Friday 30 July 2010

Wingnuts and Neologisms

'Well, it's quite simple, really.' Henry leaned forward and threw another log on the fire. ... 'The trick is to keep doing outrageous things. There's no point in passing some scandalous piece of legislation and then giving everyone time to get worked up about it. You have to get right in there and top it with something even worse, before the public have had a chance to work out what's hit them.'
- Henry Winshaw, What a Carve Up! by Jonathan Coe (1995:313)

A frequent guilty pleasure of mine is Sadly, No!, a US-based snark-blog that takes the piss out of American wingnuts (whose 'grassroots' movement actually called themselves teabaggers, then blamed Urban Dictionary for making it sound naughty). The gift, and the trauma, of American wingnuttery, is that there appears to be no bottom to the barrel. It reminds me of the everlasting pint of Guinness in the old gag, and just like that magical pintpot, it spews forward a gusher of foul, sticky, black bile that turns the stomach.

Take, for example, this, in which a man spends 5 pages calling Shirley Sherrod (the woman who lost her job after a wingnut edited a video to make her look like a racist) a liar because she described the racist beating to death of one of her relatives as a 'lynching'.

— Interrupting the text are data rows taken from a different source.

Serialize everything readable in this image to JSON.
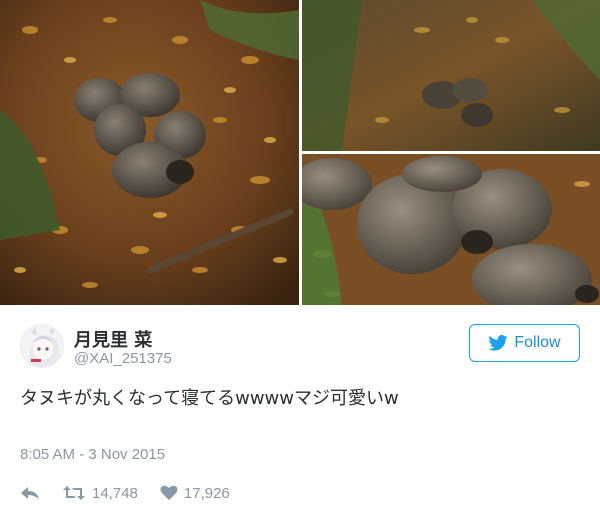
{
  "tweet": {
    "author": {
      "display_name": "月見里 菜",
      "handle": "@XAI_251375",
      "avatar_icon": "anime-avatar-icon"
    },
    "follow_button": {
      "label": "Follow",
      "icon": "twitter-bird-icon",
      "color": "#1da1f2"
    },
    "text": "タヌキが丸くなって寝てるwwwwマジ可愛いw",
    "timestamp": "8:05 AM - 3 Nov 2015",
    "actions": {
      "reply_icon": "reply-icon",
      "retweet_icon": "retweet-icon",
      "retweet_count": "14,748",
      "like_icon": "heart-icon",
      "like_count": "17,926"
    },
    "photos": [
      {
        "subject": "raccoon dogs sleeping curled up on autumn leaves"
      },
      {
        "subject": "raccoon dogs curled up in shade, distant view"
      },
      {
        "subject": "raccoon dogs curled up, close-up view"
      }
    ]
  }
}
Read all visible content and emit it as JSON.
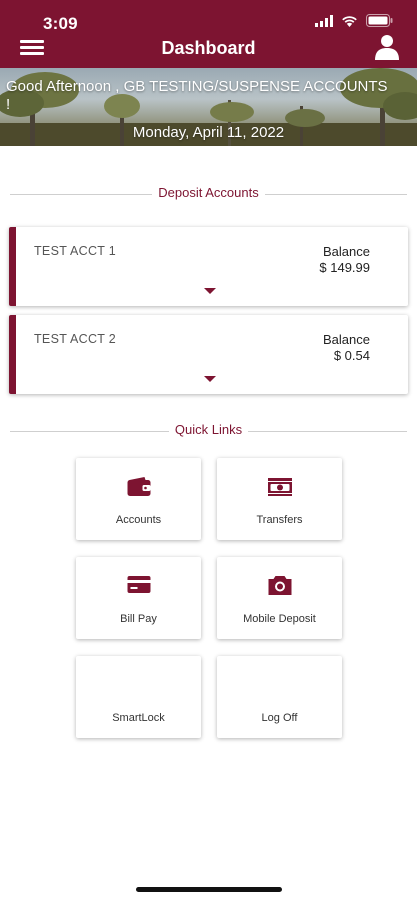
{
  "status": {
    "time": "3:09"
  },
  "header": {
    "title": "Dashboard"
  },
  "banner": {
    "greeting": "Good Afternoon , GB TESTING/SUSPENSE ACCOUNTS",
    "greeting_wrap": "!",
    "date": "Monday, April 11, 2022"
  },
  "deposit_section": {
    "label": "Deposit Accounts"
  },
  "accounts": [
    {
      "name": "TEST ACCT 1",
      "balance_label": "Balance",
      "balance": "$ 149.99"
    },
    {
      "name": "TEST ACCT 2",
      "balance_label": "Balance",
      "balance": "$ 0.54"
    }
  ],
  "quick_section": {
    "label": "Quick Links"
  },
  "quick_links": [
    {
      "label": "Accounts",
      "icon": "wallet-icon"
    },
    {
      "label": "Transfers",
      "icon": "money-icon"
    },
    {
      "label": "Bill Pay",
      "icon": "credit-card-icon"
    },
    {
      "label": "Mobile Deposit",
      "icon": "camera-icon"
    },
    {
      "label": "SmartLock",
      "icon": ""
    },
    {
      "label": "Log Off",
      "icon": ""
    }
  ],
  "colors": {
    "brand": "#7d1431"
  }
}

Plain as day, Ms. Sherrod says that Bobby Hall, a Sherrod relative, was lynched. As she puts it, describing the actions of the 1940s-era Sheriff Claude Screws: "Claude Screws lynched a black man."

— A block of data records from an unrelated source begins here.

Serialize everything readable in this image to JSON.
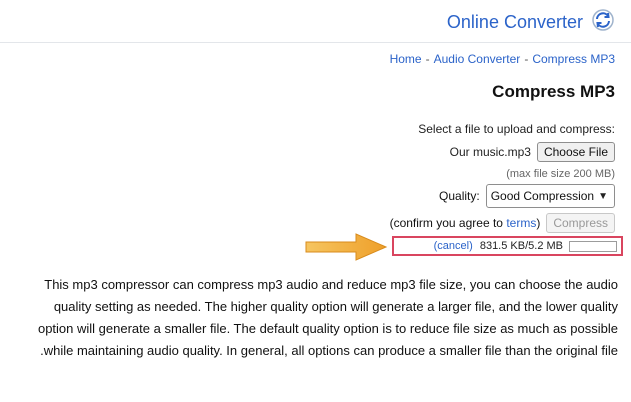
{
  "header": {
    "brand": "Online Converter",
    "logo_icon": "refresh-cycle-icon"
  },
  "breadcrumb": {
    "items": [
      "Home",
      "Audio Converter",
      "Compress MP3"
    ],
    "separator": "-"
  },
  "page": {
    "title": "Compress MP3"
  },
  "upload": {
    "label": "Select a file to upload and compress:",
    "choose_button": "Choose File",
    "filename": "Our music.mp3",
    "max_size": "(max file size 200 MB)"
  },
  "quality": {
    "label": "Quality:",
    "selected": "Good Compression"
  },
  "compress": {
    "button": "Compress",
    "confirm_text": "(confirm you agree to",
    "terms_link": "terms",
    "confirm_close": ")"
  },
  "progress": {
    "fraction": 0.0,
    "text": "831.5 KB/5.2 MB",
    "cancel": "(cancel)"
  },
  "description": {
    "text": "This mp3 compressor can compress mp3 audio and reduce mp3 file size, you can choose the audio quality setting as needed. The higher quality option will generate a larger file, and the lower quality option will generate a smaller file. The default quality option is to reduce file size as much as possible while maintaining audio quality. In general, all options can produce a smaller file than the original file."
  },
  "colors": {
    "accent": "#2b63c9",
    "highlight_border": "#d9455f",
    "arrow": "#f2b036"
  }
}
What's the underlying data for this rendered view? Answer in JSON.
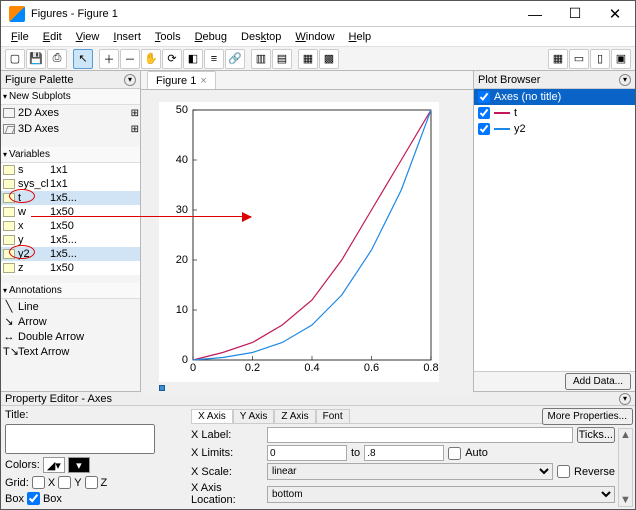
{
  "window": {
    "title": "Figures - Figure 1"
  },
  "menu": [
    "File",
    "Edit",
    "View",
    "Insert",
    "Tools",
    "Debug",
    "Desktop",
    "Window",
    "Help"
  ],
  "figure_palette": {
    "title": "Figure Palette",
    "new_subplots": "New Subplots",
    "axes2d": "2D Axes",
    "axes3d": "3D Axes",
    "variables": "Variables",
    "vars": [
      {
        "name": "s",
        "size": "1x1"
      },
      {
        "name": "sys_cl",
        "size": "1x1"
      },
      {
        "name": "t",
        "size": "1x5..."
      },
      {
        "name": "w",
        "size": "1x50"
      },
      {
        "name": "x",
        "size": "1x50"
      },
      {
        "name": "y",
        "size": "1x5..."
      },
      {
        "name": "y2",
        "size": "1x5..."
      },
      {
        "name": "z",
        "size": "1x50"
      }
    ],
    "annotations": "Annotations",
    "ann_items": [
      "Line",
      "Arrow",
      "Double Arrow",
      "Text Arrow"
    ]
  },
  "tab": {
    "label": "Figure 1"
  },
  "plot_browser": {
    "title": "Plot Browser",
    "axes_label": "Axes (no title)",
    "series": [
      {
        "name": "t",
        "color": "#c2185b"
      },
      {
        "name": "y2",
        "color": "#1e88e5"
      }
    ],
    "add_data": "Add Data..."
  },
  "prop_editor": {
    "title": "Property Editor - Axes",
    "title_lbl": "Title:",
    "colors_lbl": "Colors:",
    "grid_lbl": "Grid:",
    "box_lbl": "Box",
    "box_checked_lbl": "Box",
    "tabs": [
      "X Axis",
      "Y Axis",
      "Z Axis",
      "Font"
    ],
    "xlabel_lbl": "X Label:",
    "ticks_btn": "Ticks...",
    "xlimits_lbl": "X Limits:",
    "xlim_lo": "0",
    "xlim_to": "to",
    "xlim_hi": ".8",
    "auto_lbl": "Auto",
    "xscale_lbl": "X Scale:",
    "xscale_val": "linear",
    "reverse_lbl": "Reverse",
    "xaxloc_lbl": "X Axis Location:",
    "xaxloc_val": "bottom",
    "more": "More Properties...",
    "grid_x": "X",
    "grid_y": "Y",
    "grid_z": "Z"
  },
  "chart_data": {
    "type": "line",
    "title": "",
    "xlabel": "",
    "ylabel": "",
    "xlim": [
      0,
      0.8
    ],
    "ylim": [
      0,
      50
    ],
    "xticks": [
      0,
      0.2,
      0.4,
      0.6,
      0.8
    ],
    "yticks": [
      0,
      10,
      20,
      30,
      40,
      50
    ],
    "series": [
      {
        "name": "t",
        "color": "#c2185b",
        "x": [
          0,
          0.1,
          0.2,
          0.3,
          0.4,
          0.5,
          0.6,
          0.7,
          0.8
        ],
        "y": [
          0,
          1.5,
          3.5,
          7,
          12,
          20,
          30,
          40,
          50
        ]
      },
      {
        "name": "y2",
        "color": "#1e88e5",
        "x": [
          0,
          0.1,
          0.2,
          0.3,
          0.4,
          0.5,
          0.6,
          0.7,
          0.8
        ],
        "y": [
          0,
          0.5,
          1.5,
          3.5,
          7,
          13,
          22,
          34,
          50
        ]
      }
    ]
  }
}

This is not true. It did not happen. How do we know this? ... [quotes from Supreme Court judgement on the case] Hall, a young negro about thirty years of age, was handcuffed and taken by car to the courthouse. As Hall alighted from the car at the courthouse square, the three petitioners began beating him with their fists and with a solid-bar blackjack about eight inches long and weighing two pounds. They claimed Hall had reached for a gun and had used insulting language as he alighted from the car. But after Hall, still handcuffed, had been knocked to the ground, they continued to beat him from fifteen to thirty minutes until he was unconscious. Hall was then dragged feet first through the courthouse yard into the jail and thrown upon the floor, dying. An ambulance was called, and Hall was removed to a hospital, where he died within the hour and without regaining consciousness. There was evidence that Screws held a grudge against Hall, and had threatened to "get" him.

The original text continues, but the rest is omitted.